How has the Vietnam-Singapore Economic Connectivity Agreement helped strengthen the bilateral investment and trade ties?
|Shanmuga Retnam, executive co-chairman of the Vietnam Smart Cities Consortium
The Vietnamese and Singaporean governments have been working to strengthen cooperation in the key areas within the framework of the Vietnam-Singapore Economic Connectivity Agreement. They are investment, finance, ICT, education and training, transport, trade, and services.
Our economic relations between the two countries are strong and substantive. This is evidenced by trade and investment figures that have grown steadily over the past decade, riding on the stellar growth of Vietnam, and vast opportunities presented by a young and vibrant market.
In recent years, the Vietnamese government has been actively promoting economic development in the north of Vietnam, which has given rise to improved infrastructure, the establishment of new industrial zones, and a more pro-business and conducive environment.
One good example is the Vietnam-Singapore Industrial Park (VSIP). First established in 1996, the VSIP is a joint venture between Singapore’s Sembcorp Industries and Vietnam’s Becamex. Over the past 27 years, there have been 14 VSIPs across 10 provinces in Vietnam, attracting $18.4 billion worth of investment capital, and creating around 300,000 jobs. They have contributed substantially to Vietnam’s manufacturing and export sectors, created jobs and upskilled talent.
In terms of transportation, Singapore is one of the aviation markets of special importance to Vietnam. Currently, the two countries are each other’s sixth-largest market.
Cooperation in security and defence, finance and banking, education and training, natural resources and environment, and law and order between the two countries continues to be strengthened.
What are possible trends in Singaporean investment in Vietnam in 2023 and beyond, and what are the important factors for Vietnam to increase its attraction?
Vietnam’s strong domestic consumption, in addition to a young and skilled workforce, have also enhanced the country’s appeal and reputation as a regional export -led manufacturing hub.
IT outsourcing, manufacturing, agriculture, data centres, healthcare, private education, fintech, and hospitality are sectors that continue to provide attractive investment opportunities.
The Regional Comprehensive Economic Partnership, which entered into effect in 2022, positions Vietnam in a key place to take advantage of the 30 per cent of the total global GDP worth of $26.2 trillion. This has clearly raised Singapore’s interest to activate and accelerate the investment as we have seen in hospitals, restaurants, education, and industrial development in the past 12 months.

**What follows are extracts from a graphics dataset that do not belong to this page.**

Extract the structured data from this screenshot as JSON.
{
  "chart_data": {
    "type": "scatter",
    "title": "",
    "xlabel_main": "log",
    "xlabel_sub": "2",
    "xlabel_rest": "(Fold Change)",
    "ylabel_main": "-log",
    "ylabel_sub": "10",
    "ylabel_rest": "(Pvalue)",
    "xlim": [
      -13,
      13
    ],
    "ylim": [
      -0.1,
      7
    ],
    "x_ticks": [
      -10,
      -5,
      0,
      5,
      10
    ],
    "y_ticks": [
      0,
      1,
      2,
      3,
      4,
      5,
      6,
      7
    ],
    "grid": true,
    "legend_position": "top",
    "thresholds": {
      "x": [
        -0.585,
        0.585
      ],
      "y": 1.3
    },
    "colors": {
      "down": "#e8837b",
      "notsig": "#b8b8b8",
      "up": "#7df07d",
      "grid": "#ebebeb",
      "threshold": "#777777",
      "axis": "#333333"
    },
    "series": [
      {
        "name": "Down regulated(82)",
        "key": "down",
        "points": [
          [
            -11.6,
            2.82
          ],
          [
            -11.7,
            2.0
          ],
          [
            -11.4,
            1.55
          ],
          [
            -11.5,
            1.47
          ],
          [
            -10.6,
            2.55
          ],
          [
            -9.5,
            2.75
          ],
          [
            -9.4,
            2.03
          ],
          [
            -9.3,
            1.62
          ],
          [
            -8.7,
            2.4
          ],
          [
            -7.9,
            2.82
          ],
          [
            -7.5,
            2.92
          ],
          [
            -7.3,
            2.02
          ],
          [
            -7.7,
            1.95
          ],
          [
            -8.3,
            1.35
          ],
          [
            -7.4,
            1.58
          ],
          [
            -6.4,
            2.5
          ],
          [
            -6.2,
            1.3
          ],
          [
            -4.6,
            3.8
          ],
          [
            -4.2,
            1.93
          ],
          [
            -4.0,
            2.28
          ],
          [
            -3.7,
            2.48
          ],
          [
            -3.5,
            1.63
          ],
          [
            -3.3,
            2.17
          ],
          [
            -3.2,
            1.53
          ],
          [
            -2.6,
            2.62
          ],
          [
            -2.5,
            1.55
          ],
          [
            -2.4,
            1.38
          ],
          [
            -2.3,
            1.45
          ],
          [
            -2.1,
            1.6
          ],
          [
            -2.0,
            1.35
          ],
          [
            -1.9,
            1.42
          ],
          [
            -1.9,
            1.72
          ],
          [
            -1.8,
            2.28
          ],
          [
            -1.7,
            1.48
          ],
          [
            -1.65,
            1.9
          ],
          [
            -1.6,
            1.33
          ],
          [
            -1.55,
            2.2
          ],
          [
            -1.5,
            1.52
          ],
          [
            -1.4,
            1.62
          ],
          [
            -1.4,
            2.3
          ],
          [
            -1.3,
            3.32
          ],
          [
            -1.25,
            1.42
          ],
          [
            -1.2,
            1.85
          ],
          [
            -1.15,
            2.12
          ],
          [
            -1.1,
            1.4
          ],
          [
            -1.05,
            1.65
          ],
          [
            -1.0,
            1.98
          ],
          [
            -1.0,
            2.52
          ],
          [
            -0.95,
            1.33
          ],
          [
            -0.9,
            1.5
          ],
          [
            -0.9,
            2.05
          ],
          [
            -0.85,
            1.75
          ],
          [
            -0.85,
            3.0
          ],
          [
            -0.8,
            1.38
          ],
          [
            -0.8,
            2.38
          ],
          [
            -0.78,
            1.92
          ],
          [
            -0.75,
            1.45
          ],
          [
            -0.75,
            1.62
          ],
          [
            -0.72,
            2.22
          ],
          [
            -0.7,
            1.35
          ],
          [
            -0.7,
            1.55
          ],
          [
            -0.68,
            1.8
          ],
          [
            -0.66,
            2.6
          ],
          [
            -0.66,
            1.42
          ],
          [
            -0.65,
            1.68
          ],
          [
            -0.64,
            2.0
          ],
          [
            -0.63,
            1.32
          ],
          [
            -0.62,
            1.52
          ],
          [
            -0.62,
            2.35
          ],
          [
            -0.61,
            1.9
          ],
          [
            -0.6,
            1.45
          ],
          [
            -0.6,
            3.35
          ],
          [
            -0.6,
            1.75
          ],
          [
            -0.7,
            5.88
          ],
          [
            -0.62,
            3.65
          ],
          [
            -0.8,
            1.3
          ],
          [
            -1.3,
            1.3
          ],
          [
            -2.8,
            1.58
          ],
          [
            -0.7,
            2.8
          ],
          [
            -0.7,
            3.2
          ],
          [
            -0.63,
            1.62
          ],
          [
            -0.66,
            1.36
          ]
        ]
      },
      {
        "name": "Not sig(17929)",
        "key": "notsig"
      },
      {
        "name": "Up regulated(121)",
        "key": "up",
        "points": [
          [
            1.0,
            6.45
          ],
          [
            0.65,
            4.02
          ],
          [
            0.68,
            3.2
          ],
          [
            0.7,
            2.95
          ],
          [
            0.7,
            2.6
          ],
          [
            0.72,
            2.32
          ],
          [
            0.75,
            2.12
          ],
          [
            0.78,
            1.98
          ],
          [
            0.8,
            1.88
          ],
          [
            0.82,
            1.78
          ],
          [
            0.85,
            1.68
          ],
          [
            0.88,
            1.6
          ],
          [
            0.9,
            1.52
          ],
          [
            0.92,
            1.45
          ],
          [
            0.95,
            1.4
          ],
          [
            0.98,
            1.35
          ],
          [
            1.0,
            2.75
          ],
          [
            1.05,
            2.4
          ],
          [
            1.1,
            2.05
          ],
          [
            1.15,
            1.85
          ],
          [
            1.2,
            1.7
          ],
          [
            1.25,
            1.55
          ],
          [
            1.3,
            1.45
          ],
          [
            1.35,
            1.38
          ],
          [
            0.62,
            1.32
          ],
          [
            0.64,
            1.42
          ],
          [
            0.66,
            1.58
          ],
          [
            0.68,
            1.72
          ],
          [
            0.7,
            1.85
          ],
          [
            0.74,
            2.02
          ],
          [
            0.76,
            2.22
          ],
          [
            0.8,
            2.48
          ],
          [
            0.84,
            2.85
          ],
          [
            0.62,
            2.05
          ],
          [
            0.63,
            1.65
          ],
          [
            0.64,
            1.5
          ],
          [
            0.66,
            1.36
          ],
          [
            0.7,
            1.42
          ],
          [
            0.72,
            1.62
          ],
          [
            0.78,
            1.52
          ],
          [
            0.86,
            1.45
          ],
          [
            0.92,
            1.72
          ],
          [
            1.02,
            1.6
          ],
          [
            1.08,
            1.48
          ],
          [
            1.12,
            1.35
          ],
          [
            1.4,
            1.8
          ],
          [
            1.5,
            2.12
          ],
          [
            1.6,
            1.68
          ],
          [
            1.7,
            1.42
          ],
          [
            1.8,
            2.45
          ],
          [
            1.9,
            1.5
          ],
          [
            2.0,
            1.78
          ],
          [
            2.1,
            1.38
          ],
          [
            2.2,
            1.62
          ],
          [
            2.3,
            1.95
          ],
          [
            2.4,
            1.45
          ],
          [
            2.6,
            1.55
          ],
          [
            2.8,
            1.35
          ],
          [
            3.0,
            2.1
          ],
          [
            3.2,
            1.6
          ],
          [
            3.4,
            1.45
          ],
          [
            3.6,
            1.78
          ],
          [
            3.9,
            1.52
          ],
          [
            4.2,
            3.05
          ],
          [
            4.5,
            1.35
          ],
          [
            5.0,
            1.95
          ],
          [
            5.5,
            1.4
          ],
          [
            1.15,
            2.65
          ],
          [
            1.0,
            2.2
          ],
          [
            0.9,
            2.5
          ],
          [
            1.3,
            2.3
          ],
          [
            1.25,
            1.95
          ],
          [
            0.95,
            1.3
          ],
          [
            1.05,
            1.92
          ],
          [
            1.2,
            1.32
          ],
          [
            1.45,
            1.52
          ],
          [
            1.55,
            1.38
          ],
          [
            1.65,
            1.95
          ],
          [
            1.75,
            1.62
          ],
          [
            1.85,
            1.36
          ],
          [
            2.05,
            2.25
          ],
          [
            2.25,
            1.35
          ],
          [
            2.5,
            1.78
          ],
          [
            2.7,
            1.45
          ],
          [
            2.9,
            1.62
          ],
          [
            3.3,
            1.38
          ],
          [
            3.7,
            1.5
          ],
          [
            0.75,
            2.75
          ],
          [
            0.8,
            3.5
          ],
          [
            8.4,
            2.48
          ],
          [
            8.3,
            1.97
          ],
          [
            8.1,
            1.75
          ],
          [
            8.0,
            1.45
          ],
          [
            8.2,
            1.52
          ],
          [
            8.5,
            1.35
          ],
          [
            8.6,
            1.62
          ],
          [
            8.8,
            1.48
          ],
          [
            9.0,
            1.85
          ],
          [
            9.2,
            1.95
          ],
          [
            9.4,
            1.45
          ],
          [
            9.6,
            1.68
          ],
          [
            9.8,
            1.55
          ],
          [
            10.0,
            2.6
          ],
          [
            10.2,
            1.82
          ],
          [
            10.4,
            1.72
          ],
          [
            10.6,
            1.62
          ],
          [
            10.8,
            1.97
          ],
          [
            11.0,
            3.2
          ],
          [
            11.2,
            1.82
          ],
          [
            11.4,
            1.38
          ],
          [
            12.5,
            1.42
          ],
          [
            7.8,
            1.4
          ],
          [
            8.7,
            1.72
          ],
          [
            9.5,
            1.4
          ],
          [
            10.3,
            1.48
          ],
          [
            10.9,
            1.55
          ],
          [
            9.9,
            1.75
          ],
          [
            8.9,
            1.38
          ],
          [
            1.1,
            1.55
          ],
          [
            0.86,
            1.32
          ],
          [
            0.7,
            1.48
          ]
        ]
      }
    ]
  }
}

With a total digital economy value of $23 billion, Vietnam has a few more stages to match the Singapore digital powerhouse on a per-population basis. Vietnam’s population will be 20 times higher than Singapore by 2023, however the digital economy revenue of these two countries is strikingly similar, signalling a significant discrepancy and a major opportunity alike. Vietnam’s digital economy growth potential is set for exponential growth.
Vietnamese enterprises will need to better understand compliance and governance so they understand the practices for ease of integrating with their partners and clients in Singapore.
While Vietnam’s law and regulations are applied consistently to all provinces without distinction, the implementation procedures in practice may vary based on policy and interpretation. There is a need for consistency in law enforcement to create improvements for foreign investors, and Singaporean businesses in particular.
The Vietnam Business Exchange (VBEx) was designed to facilitate business matching between small- and medium-sized enterprises and startups between Vietnam and Singapore. We will host our first edition of VBEx Summit in Ho Chi Minh City in November, supported by industry partners from both countries to accelerate the identification of business opportunities in key sectors of technology, agriculture, industrial parts and smart city solutions.
What strategies and plans will the two countries focus on to enhance the bilateral trade and investment ties in the months to come?
The focus on city-to-city engagement has recently generated more tangible outcome, it enables business to access to projects directly with local governments. On August 1, the Singapore Manufacturing Federation hosted Ha Nam provincial leaders with the support of the Vietnamese Embassy to Singapore to present opportunities to potential investors.
In line with the ASEAN Connectivity Masterplan 2025, to achieve a seamlessly and comprehensively connected and integrated ASEAN, Vietnam’s population “demographic dividend” of a young IT literate workforce presents a distinct competitive advantage for Singapore. Around 70 per cent of Vietnamese citizens under 35 are educated and tech-savvy, which enables Singapore to develop more robust ‘hub and spoke’ economic strategies to leverage and leap frog on ICT for economic growth.
For instance, in the fintech industry, Singapore leads the region with 1,580 companies in 2022. However, the Singaporean market is becoming increasingly competitive and may be reaching a saturation point. Meanwhile, Vietnam’s fintech industry is accelerating, with tremendous room for growth within the next five years and even next decade one. As a result, this creates an opportunity for Singapore investors and product developers to expand their businesses into fintech and AI related sectors leveraging on Vietnam.
Currently, the two countries are expanding cooperation in the fields of innovation, digital transformation, digital economy, and green and sustainable development, expecting to bring Vietnam-Singapore economic connectivity to new heights.